Argo Workflows orchestrates container-native jobs on Kubernetes. It handles complex DAGs, parallel tasks, and long-running data or ML workloads. Azure Bicep defines and deploys infrastructure declaratively on Azure, like Terraform but purpose-built for Microsoft’s stack. Together they create an elegant loop: Bicep builds the house; Argo turns on the lights and runs the automation inside it.
This pairing works best when you separate concerns cleanly. Bicep provisions your AKS cluster, storage accounts, service principals, and workload identities. Argo Workflows then consumes those identities to execute jobs securely within the environment. Use managed identities or Workload Identity Federation to link Kubernetes service accounts with Azure AD. Avoid baking secrets directly into workflow manifests. Instead, store them in Azure Key Vault and let Argo retrieve tokens at runtime. That’s where the real security lives.

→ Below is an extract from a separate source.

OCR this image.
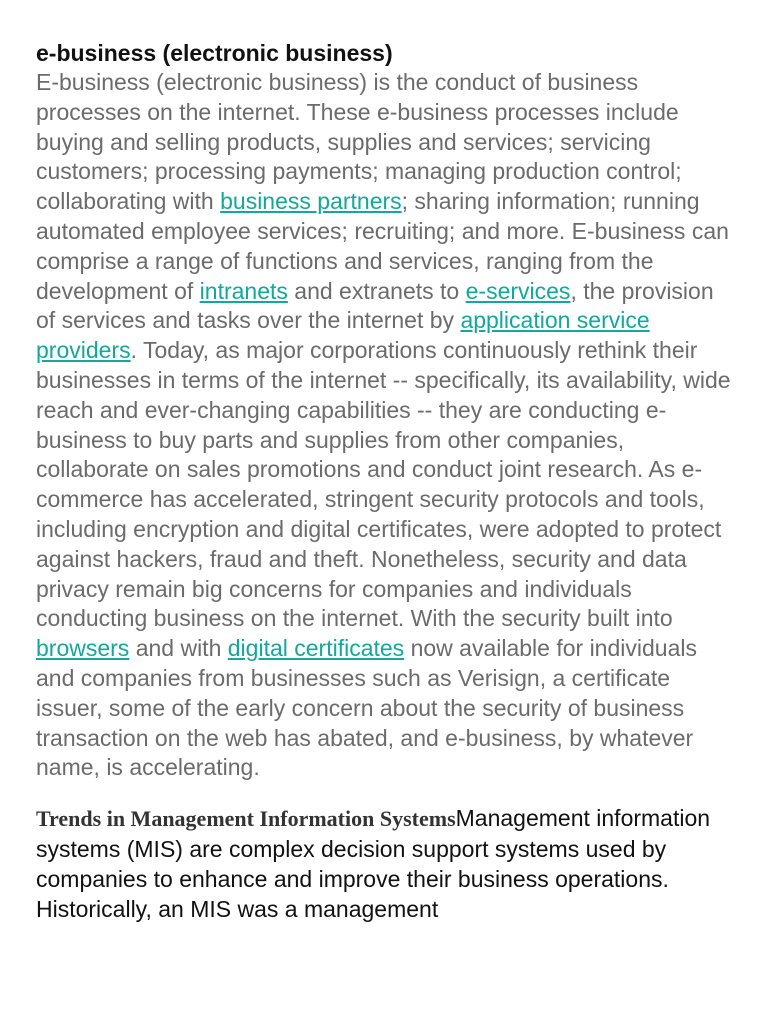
e-business (electronic business)

E-business (electronic business) is the conduct of business processes on the internet. These e-business processes include buying and selling products, supplies and services; servicing customers; processing payments; managing production control; collaborating with business partners; sharing information; running automated employee services; recruiting; and more. E-business can comprise a range of functions and services, ranging from the development of intranets and extranets to e-services, the provision of services and tasks over the internet by application service providers. Today, as major corporations continuously rethink their businesses in terms of the internet -- specifically, its availability, wide reach and ever-changing capabilities -- they are conducting e-business to buy parts and supplies from other companies, collaborate on sales promotions and conduct joint research. As e-commerce has accelerated, stringent security protocols and tools, including encryption and digital certificates, were adopted to protect against hackers, fraud and theft. Nonetheless, security and data privacy remain big concerns for companies and individuals conducting business on the internet. With the security built into browsers and with digital certificates now available for individuals and companies from businesses such as Verisign, a certificate issuer, some of the early concern about the security of business transaction on the web has abated, and e-business, by whatever name, is accelerating.

Trends in Management Information SystemsManagement information systems (MIS) are complex decision support systems used by companies to enhance and improve their business operations. Historically, an MIS was a management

If you ever wonder why your Argo pod can’t pull from Azure Container Registry, check the RBAC mapping between your cluster’s namespace and the app registration in Azure AD. Nine times out of ten, the issue isn’t networking but a missing role assignment. For auditability, tie your WorkflowTemplates in Argo to Bicep outputs using labels or annotations. That way, you can trace every provisioned resource back to its deployment source.